Okay, I'll give you the name: DRAGNET. I was watching the color version that came back to the airwaves in 1967. Detective Joe Friday didn't fool around. He was all business with NO apologies in enforcing the law. Also notable was how he sneered at hippies, drug addicts, or (in the case of the episode I was watching) idiotic teenyboppers who shoplifted strictly to be members of a dopey club.
Some pretty good stuff in “The Walking Dead”.
Fifties TV shows just reflect the way the country was back in the 1950s.
To do anything remotely conservative in later decades took an effort.
FYI my dad was foreman of a ranch in AZ and one day he took me to our barn that “Have Gun Will Travel” was filming at. I met Richard Boone and he gave me a “Have Gun Will Travel” autographed card after he did a fight scene.
Webb later gave his ex-wife a tv series, “Emergency!”, and was also on friendly terms with the man she married, as he popped up on Dragnet 1967 episodes and would co-star with London on the aforementioned series. If he was as creepy as all that, it’s unlikely either she or the new husband would have had anything to do with him.
There was one syndicated series from around 1958, entitled “Official Detective.” It was a crime anthology series, hosted by Everett Sloane. I recall an episode in which ended with the typical criminal, a youthful mug that held some people hostage in a restaurant, felled by police gunfire. Then, at the end, when we return to host Sloane, he comments, dripping with utter contempt for the criminal, words to the effect that “the thug died from his wounds, thankfully saving the state the expense for his execution.” Then the end credits.
Beautifully cold, like a slap to the face to a liberal.

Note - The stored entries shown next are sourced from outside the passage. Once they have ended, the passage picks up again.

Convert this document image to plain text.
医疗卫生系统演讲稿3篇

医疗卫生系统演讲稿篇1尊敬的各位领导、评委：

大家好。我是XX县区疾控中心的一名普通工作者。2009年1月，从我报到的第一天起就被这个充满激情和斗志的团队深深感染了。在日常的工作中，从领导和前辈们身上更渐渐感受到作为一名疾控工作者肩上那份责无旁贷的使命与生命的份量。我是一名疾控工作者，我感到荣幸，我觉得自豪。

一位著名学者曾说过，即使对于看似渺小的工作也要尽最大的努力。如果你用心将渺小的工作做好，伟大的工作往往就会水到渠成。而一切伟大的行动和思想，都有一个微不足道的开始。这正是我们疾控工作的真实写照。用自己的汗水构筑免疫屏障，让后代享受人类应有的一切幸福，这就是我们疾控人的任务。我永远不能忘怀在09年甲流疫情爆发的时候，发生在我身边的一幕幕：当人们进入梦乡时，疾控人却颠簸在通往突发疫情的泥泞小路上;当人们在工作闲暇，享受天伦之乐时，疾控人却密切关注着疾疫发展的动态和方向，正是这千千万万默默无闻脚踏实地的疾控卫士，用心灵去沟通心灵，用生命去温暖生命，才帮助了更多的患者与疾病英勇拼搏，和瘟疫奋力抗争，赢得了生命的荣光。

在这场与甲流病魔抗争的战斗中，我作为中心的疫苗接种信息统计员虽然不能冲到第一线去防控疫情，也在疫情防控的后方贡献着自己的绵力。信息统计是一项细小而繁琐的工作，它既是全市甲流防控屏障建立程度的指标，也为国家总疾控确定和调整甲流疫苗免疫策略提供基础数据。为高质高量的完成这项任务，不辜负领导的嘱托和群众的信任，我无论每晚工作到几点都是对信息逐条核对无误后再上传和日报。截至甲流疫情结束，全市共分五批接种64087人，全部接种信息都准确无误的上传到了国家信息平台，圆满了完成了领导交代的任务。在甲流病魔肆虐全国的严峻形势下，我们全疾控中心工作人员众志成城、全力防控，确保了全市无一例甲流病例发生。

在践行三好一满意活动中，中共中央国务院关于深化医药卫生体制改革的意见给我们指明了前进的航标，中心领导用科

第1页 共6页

But almost all filmed series from the 1950s/1960s exudes a relative conservatism (with the exception of a few lib shows like “The Defenders” or “East Side West Side”). Even watching “Dr. Kildare,” with homo Richard Chamberlain, I’m amazed at how staunchly conservative and unwaveringly pro-morality its messaging is.
All this changes drastically in the 1970s. Not that everything becomes blatant propaganda, and there was still a fair amount of family-friendly fare. And it seems amazingly so, compared to the sick drek we have now. But in the 1970s, even a series that seemed to totally avoid politics and perhaps even lean conservative, like “Cannon” would sometimes serve up a discordant note. For example, there was an episode of that series in which guest Fritz Weaver played a sad-sack nut who worked at a munitions lab for the government, and in his crazed mind, plants a bomb at an amusement park to send some kind of anti-war message. He’s caught at the end, and the police and even “Cannon” seem to just treat him like some poor, sick, misguided dude worthy of sympathy. Had the same plotline appeared in a police/detective show ten years earlier, the main characters would slap the snot out of the villain, and yell at him for endangering the lives of dozens of innocent women and children at the amusement park, and basically look upon the guy as a loathesome piece of human scum.

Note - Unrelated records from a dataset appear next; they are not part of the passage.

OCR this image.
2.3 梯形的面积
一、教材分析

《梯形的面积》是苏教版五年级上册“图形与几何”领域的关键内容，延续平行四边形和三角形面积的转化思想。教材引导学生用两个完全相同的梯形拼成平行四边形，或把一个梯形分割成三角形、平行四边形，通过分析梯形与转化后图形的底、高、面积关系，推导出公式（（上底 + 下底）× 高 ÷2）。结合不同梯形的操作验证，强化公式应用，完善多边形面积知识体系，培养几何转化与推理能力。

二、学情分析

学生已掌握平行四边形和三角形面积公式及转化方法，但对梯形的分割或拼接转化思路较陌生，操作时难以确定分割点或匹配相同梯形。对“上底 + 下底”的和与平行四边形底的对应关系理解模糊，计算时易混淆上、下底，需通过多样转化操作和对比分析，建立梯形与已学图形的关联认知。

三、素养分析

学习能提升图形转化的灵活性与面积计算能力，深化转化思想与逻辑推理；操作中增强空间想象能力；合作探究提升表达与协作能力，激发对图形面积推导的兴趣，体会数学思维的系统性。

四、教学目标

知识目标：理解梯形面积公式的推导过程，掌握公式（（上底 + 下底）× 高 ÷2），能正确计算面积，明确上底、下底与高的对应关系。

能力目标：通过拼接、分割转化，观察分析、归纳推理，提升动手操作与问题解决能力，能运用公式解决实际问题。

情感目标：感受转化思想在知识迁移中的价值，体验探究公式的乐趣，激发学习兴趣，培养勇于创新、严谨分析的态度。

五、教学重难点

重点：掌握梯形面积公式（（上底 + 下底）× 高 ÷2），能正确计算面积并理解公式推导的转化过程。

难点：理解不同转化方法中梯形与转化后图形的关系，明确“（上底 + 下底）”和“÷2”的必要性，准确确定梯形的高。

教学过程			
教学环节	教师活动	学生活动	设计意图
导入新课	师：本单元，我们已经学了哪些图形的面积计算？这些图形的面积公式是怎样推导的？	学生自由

Jack Wrather who owned Chris Craft Boats and owned the rights to Lassie, encouraged his friend Ronald Reagan to run for public office in CA.

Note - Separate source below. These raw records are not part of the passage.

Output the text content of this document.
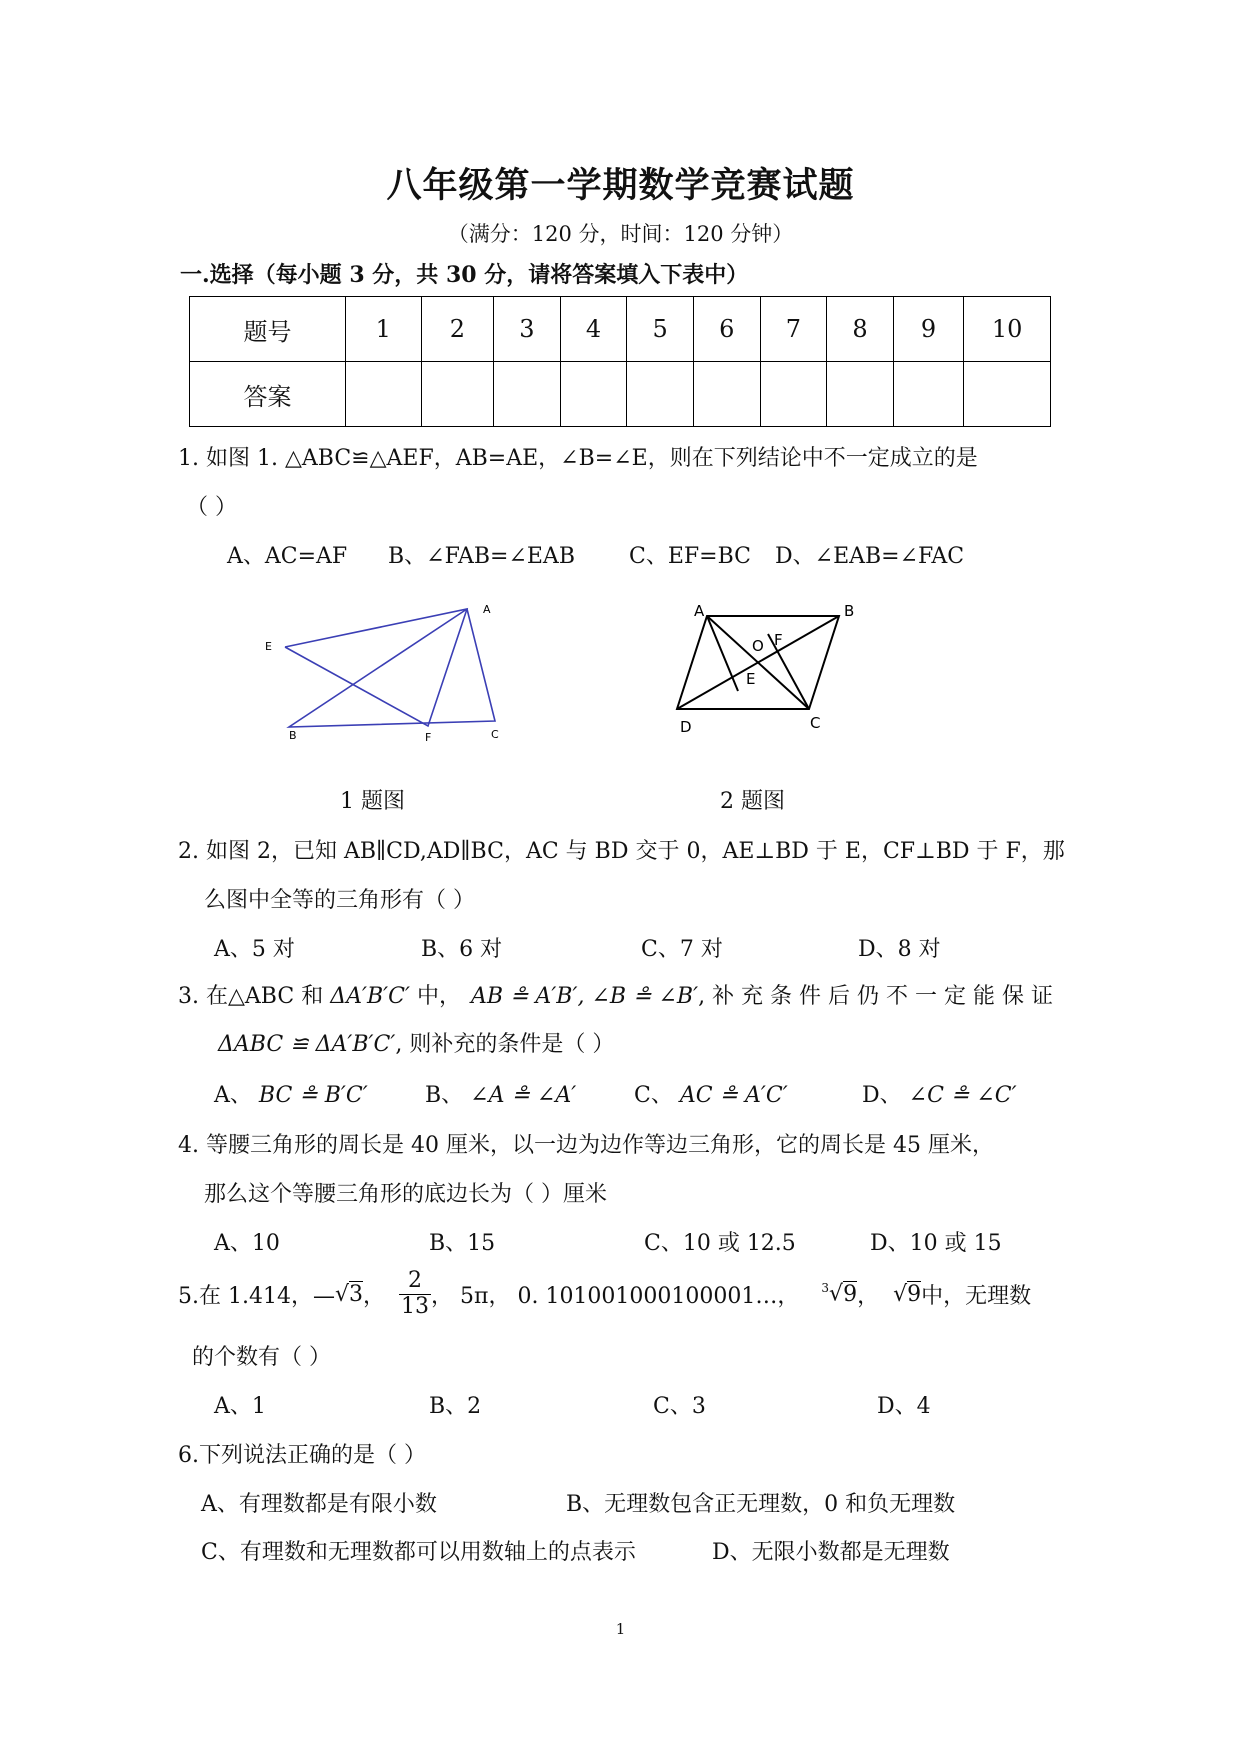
八年级第一学期数学竞赛试题
（满分：120 分，时间：120 分钟）
一.选择（每小题 3 分，共 30 分，请将答案填入下表中）
题号	1	2	3	4	5	6	7	8	9	10
答案										
1. 如图 1. △ABC≌△AEF，AB=AE，∠B=∠E，则在下列结论中不一定成立的是
（ ）
A、AC=AF B、∠FAB=∠EAB C、EF=BC D、∠EAB=∠FAC
A
E
B	F	C
A	B
O F
E
D	C
1 题图	2 题图
2. 如图 2，已知 AB∥CD,AD∥BC，AC 与 BD 交于 0，AE⊥BD 于 E，CF⊥BD 于 F，那
么图中全等的三角形有（ ）
A、5 对	B、6 对	C、7 对	D、8 对
3. 在△ABC 和 ΔA′B′C′ 中， AB ≗ A′B′, ∠B ≗ ∠B′, 补 充 条 件 后 仍 不 一 定 能 保 证
ΔABC ≌ ΔA′B′C′, 则补充的条件是（ ）
A、 BC ≗ B′C′	B、 ∠A ≗ ∠A′	C、 AC ≗ A′C′	D、 ∠C ≗ ∠C′
4. 等腰三角形的周长是 40 厘米，以一边为边作等边三角形，它的周长是 45 厘米，
那么这个等腰三角形的底边长为（ ）厘米
A、10	B、15	C、10 或 12.5	D、10 或 15
5.在 1.414，— √3 ， $\frac{2}{13}$ ， 5π， 0. 101001000100001…， $^3$√9 ， √9 中，无理数
的个数有（ ）
A、1	B、2	C、3	D、4
6.下列说法正确的是（ ）
A、有理数都是有限小数	B、无理数包含正无理数，0 和负无理数
C、有理数和无理数都可以用数轴上的点表示	D、无限小数都是无理数
1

“Freedom” with Holt McCallany..short-lived tv series on the air around 2000/2001. IIRC they were fighting a military coup after the President’s plane is shot down and he is presumed dead.
Not sure if this was a pilot or a miniseries, but “Shadow on the Land”, late 60s, with Marc Strange, Jackie Cooper, and Gene Hackman fighting a fascist government.
oops, I didn’t see the part about a tv show that was non-political, my mistake!!!
Going back, Firing Line with William F. Buckley said it all.
Can’t get much more conservative than “Duck Dynasty”
Capt. Lou Richey: "What it boils down to is the new morality, doesn't it, a new set of values. God is dead. Drug addiction is mind expanding. Promiscuity is glamorous. Even homosexuality is praiseworthy. How you gonna fight that?"
They cut the line on homosexuality, thought it still appeared on the close-captioning. My mouth dropped open. The Gaystapo can't be offended.
Not only that....people would try to sneak Crawford liquor on the set. Too bad they couldn't have Broderick do a public service announcement about drunk driving. He could have done it in character speaking in his Dan Matthews rapid-fire delivery. 10-4.
Perry Mason perhaps?
Wagon Train was good, Death Valley days was more conservative. You lived or died by your own efforts.
I seem to remember that was Betty Lynn who played Barney’s girlfriend Thelma Lou. She got mugged in Mt Airy shortly after moving there.
Aunt Bea didn’t retire to Mt. Airy, she retired to Siler City.